それでは会館周りの施設を見学してみましょう。↑特攻勇士の像「とこしえに」と航空自衛隊練習機T-3↑平和の鐘↑知覧町護国神社↑映画「俺は、君のためにこそ死ににいく」の撮影に使用された一式戦闘機「隼」↑大刀洗陸軍飛行学校知覧文教所正門の門柱
大刀洗陸軍飛行学校知覧文教所はやがて特攻を主軸とする知覧特攻基地へと転換されました。↑石灯籠
沖縄戦で戦死した1036人の特攻隊員を弔うために寄進された石灯籠が知覧町の中心部から知覧特攻平和会館まで1700mに渡って続きます。当初は1036基の予定でしたが寄進が続き現在では1200基を越える程になっていると言う事です。
↑三角兵舎
特攻隊員が出撃前の数日間を過ごした宿舎を復元したものです。ここで壮行会が催され酒を酌み交わし故郷へ送る遺書や別れの手紙を書いたそうです。
さて、会館内ですが会館内には特攻隊員の遺品や遺書の他、映像や戦闘機が展示されています。しかし、残念ながら撮影禁止のため画像での紹介が出来ません。
会館内を見学された方々が持つ思いや意見はそれぞれ異なるでしょう。そして各々がそこで何らかの意味を得ていると思います。
今回は、異論もあろうかとは思いますが、私が会館内を見学し、特に印象に残っている事をお伝えする事で知覧特攻隊平和会館を訪れて得る事が出来た意味の一つを知って頂けたらと思います。
会館内に展示されている写真・遺影に写る特攻隊員達の表情は意外にも笑顔が多く朗らかな顔をしています。
なぜ、こんな笑顔でいられるのだろう?これから命を失うと言うのに。
笑うと言う行為にはリラックする効果があると言います。
笑いは、身体的には筋肉の緊張状態を軽減し、心理的には余計なことを考えさせない、つまり心を無にする事を促すそうです。
そして、笑うことで内から新しいエネルギーを汲くみ出し、安定した精神状態を獲得する事が出来るそうです。
特攻隊員達は無意識のうち笑顔となり精神状態を安定させていたのかもしれません。人生には辛い事や悲しい事が必ずあります。笑顔を作る事でそれらを乗り越えられる事を後世の人達に伝えたかったのかもしれません。

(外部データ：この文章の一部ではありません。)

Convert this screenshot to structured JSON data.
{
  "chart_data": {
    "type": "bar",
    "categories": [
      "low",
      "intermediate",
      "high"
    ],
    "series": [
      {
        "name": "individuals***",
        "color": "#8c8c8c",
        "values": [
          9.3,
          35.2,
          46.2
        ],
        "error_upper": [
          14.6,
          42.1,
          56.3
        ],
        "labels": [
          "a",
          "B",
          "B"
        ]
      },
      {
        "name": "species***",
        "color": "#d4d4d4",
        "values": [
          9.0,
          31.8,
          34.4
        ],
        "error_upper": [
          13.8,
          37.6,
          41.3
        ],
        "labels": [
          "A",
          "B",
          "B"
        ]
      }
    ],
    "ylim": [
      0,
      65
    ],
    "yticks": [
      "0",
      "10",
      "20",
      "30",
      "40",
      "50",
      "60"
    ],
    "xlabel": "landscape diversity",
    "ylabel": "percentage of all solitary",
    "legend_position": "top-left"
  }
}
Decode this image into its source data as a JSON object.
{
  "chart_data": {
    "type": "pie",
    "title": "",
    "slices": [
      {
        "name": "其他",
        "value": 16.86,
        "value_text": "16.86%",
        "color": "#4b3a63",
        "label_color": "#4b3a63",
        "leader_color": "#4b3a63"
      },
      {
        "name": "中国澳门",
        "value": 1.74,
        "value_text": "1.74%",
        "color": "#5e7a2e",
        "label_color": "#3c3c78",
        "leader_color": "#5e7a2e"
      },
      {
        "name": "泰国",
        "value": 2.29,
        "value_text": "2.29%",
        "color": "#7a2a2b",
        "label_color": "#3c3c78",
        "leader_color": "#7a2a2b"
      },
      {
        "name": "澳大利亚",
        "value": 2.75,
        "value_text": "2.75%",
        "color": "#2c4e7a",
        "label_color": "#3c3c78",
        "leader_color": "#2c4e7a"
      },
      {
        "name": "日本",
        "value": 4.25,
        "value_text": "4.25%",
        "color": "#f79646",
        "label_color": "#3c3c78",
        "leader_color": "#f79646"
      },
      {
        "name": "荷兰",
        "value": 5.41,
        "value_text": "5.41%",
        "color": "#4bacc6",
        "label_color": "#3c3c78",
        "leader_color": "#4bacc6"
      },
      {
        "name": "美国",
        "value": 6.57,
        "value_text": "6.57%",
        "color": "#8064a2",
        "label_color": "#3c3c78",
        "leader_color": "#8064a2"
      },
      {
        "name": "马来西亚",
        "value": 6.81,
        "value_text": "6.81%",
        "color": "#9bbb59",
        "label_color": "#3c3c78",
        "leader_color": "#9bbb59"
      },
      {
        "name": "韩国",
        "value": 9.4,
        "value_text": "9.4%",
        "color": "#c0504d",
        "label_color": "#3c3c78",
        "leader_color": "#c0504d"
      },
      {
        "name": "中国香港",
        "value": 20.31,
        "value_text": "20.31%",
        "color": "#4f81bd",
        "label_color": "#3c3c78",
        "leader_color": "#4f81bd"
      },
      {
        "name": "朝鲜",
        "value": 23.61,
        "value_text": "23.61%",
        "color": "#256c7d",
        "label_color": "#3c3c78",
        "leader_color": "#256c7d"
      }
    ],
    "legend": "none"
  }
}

極限の立場に置かれた自分達でも出来た事だから、あなた達にも必ず出来ると。
自分の命を捧げてまで私達に伝えたかったメッセージの一つだと思います。
最後に、山下孝之少尉(当時19歳)が遺した言葉でこの記事を締めたいと思います。
『只今、元気旺盛出発時刻を待って居ます。いよいよ此の世とお別れです。お母さん必ず立派に体当たり致します。
昭和二十年五月二十五二日八時。これが私が空母に突入する時です。今日も飛行場まで遠い所の人々が私達特攻隊のために慰問に来て下さいました。丁度お母さんの様な人でした。別れの時は見えなくなるまで見送りました。
二十四日七時半 八代上空で偏向し故郷の上空を通ったのです。
では、お母さん、私は笑って元気で征きます。
永い間 御世話になりました。妙子姉さん、緑姉さん、武よ元気で暮らして下さい。
お母さんお体大切に。私は最後にお母さんが何時も言われる御念佛を唱えながら空母に突入します。